A French government agency has identified 13 fake news sites managed by the state-run China Global Television Network, or CGTN, that were parroting Chinese propaganda for various foreign audiences.
The investigation builds on findings shared by U.S. cybersecurity firm Graphika in August 2025, which identified 11 websites that published AI-generated summaries and translations of CGTN content in English, French, Spanish and Vietnamese. Largely established within the first three months of 2025, the websites varied in tone and style and purported to be original content, yet their posting schedule matched CGTN’s own schedule to the minute. Sixteen social media accounts associated with the websites promoted their content. Some of the identified sites are still active, others are not.
Graphika found that the domains were registered in China and hosted on Alibaba cloud but could not attribute the operation to any specific actor. This is where Viginum, a French agency focused on countering foreign digital interference, has filled in some gaps. On June 4, Viginum revealed evidence that the network is managed internally at CGTN, Le Monde reported. French intelligence services call the operation “Fawn Mianju,” which combines English and Chinese in a phrase that roughly translates to “mask of the perfect person.”
The clearest piece of evidence for CGTN’s direct involvement in Fawn Mianju is that the administrator of Actu Méridien, one of the websites in the network, left behind a login trace that identified him as a senior project manager at CGTN Digital. Viginum also found a non-indexed
page of Actu Méridien that was modeled on CGTN’s website. An anonymous Viginum analyst told Le Monde that the technical setup of the website, which was run on multiple servers instead of just one machine, points to “an actor with resources.”
Viginum confirmed that the content published by Actu Méridien appeared to be AI-generated. The GitHub page of the CGTN senior project manager and Actu Méridien administrator contains projects related to integrating websites with large language models, allowing those websites to semi-automate content generation.

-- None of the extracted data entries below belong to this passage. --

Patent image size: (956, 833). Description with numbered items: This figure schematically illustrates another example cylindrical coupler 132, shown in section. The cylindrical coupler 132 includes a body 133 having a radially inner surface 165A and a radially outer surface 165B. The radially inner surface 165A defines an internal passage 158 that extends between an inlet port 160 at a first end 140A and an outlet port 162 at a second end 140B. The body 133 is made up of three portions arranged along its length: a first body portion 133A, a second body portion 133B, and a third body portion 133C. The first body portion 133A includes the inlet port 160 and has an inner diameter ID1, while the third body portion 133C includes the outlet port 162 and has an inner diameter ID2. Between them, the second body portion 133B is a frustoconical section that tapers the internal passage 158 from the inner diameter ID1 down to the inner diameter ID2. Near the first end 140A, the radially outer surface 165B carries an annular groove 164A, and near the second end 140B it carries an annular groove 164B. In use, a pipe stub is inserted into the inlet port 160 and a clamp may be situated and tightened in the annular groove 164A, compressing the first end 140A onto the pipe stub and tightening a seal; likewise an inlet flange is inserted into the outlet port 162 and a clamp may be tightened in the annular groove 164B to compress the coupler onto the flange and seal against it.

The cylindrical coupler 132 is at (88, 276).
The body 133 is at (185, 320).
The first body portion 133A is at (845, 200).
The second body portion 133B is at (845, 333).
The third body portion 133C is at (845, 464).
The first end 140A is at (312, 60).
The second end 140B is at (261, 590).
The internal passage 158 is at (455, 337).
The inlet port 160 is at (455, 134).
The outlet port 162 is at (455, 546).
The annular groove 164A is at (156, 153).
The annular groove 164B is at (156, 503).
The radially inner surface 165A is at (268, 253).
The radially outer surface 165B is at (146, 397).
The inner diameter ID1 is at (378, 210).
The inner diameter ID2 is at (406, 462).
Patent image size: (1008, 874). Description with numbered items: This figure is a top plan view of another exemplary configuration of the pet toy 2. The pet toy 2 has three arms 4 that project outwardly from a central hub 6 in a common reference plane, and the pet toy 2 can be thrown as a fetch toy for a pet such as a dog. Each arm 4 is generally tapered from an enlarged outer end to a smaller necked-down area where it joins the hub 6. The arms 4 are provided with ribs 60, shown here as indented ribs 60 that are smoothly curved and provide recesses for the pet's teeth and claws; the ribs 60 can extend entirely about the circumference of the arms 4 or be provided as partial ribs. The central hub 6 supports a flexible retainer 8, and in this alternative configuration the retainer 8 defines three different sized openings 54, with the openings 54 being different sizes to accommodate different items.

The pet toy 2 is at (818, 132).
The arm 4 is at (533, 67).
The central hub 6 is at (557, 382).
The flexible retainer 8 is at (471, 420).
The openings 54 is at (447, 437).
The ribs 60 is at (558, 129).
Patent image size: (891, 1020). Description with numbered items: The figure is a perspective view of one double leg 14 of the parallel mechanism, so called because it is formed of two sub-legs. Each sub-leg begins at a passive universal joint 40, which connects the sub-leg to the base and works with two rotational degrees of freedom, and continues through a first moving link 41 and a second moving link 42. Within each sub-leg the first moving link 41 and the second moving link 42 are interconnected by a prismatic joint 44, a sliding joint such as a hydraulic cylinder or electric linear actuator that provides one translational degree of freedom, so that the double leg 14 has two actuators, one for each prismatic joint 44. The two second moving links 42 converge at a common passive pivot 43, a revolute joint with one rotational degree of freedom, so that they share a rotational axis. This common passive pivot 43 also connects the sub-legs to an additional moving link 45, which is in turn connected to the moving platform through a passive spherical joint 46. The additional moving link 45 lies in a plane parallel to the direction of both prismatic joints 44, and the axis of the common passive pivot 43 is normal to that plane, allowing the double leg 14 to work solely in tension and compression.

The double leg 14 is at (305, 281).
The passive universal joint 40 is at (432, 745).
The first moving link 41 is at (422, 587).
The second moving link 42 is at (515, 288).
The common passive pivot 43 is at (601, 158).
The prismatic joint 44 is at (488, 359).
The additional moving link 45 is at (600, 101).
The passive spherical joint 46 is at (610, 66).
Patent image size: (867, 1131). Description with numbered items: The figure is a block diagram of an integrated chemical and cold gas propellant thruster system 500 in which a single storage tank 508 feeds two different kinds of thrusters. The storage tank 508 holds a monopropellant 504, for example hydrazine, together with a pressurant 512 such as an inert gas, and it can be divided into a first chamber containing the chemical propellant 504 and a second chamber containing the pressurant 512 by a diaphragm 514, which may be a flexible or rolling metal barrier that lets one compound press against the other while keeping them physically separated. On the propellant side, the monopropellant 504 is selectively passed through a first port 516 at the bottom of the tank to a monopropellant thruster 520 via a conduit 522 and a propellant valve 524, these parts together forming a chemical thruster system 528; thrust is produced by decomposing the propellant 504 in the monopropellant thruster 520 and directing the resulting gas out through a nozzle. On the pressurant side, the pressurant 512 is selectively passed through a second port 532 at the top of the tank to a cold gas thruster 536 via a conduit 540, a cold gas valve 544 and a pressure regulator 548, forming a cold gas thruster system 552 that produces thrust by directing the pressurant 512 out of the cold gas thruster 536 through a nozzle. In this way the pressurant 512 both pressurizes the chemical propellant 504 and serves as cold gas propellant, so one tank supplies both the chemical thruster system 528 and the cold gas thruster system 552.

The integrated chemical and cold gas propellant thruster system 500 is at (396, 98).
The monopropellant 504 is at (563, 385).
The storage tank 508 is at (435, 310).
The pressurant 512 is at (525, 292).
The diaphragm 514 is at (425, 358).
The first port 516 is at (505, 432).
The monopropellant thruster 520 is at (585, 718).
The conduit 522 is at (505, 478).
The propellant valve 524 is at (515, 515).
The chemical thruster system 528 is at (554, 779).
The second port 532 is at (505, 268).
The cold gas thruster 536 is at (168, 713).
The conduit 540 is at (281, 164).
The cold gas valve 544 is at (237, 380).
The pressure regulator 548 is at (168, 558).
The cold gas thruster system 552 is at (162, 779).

Viginum also found that the Actu Méridien articles had a reduced degree of variation in sentence length and punctuation, which is characteristic of AI.
Beijing uses American AI tools to assist in its information warfare. Meta’s March 2026 threat report noted the growing use of artificial intelligence by threat actors to generate “more convincing personas, content, and infrastructure designed to evade detection.” In February 2026, Open AI detailed the activity of an account linked to Chinese law enforcement that was soliciting help from ChatGPT to plan a covert information operation against the Japanese prime minister and edit status reports. These reports described a range of information warfare tactics used by Beijing, including reporting dissidents’ social media accounts, mass online posting and impersonating U.S. officials.
The copy-and-paste, bare-bones websites in the Fawn Mianju network certainly don’t make Chinese information manipulation seem like a highfalutin operation. Their low visibility on social media — the most liked posts received nearly 40% of their likes from users located in Burundi that primarily engage with Chinese content — points to Fawn Mianju being an “operational failure,” Le Monde said. But Beijing is clearly ready and eager to capitalize on AI as the technology advances and becomes harder to distinguish from authentic content.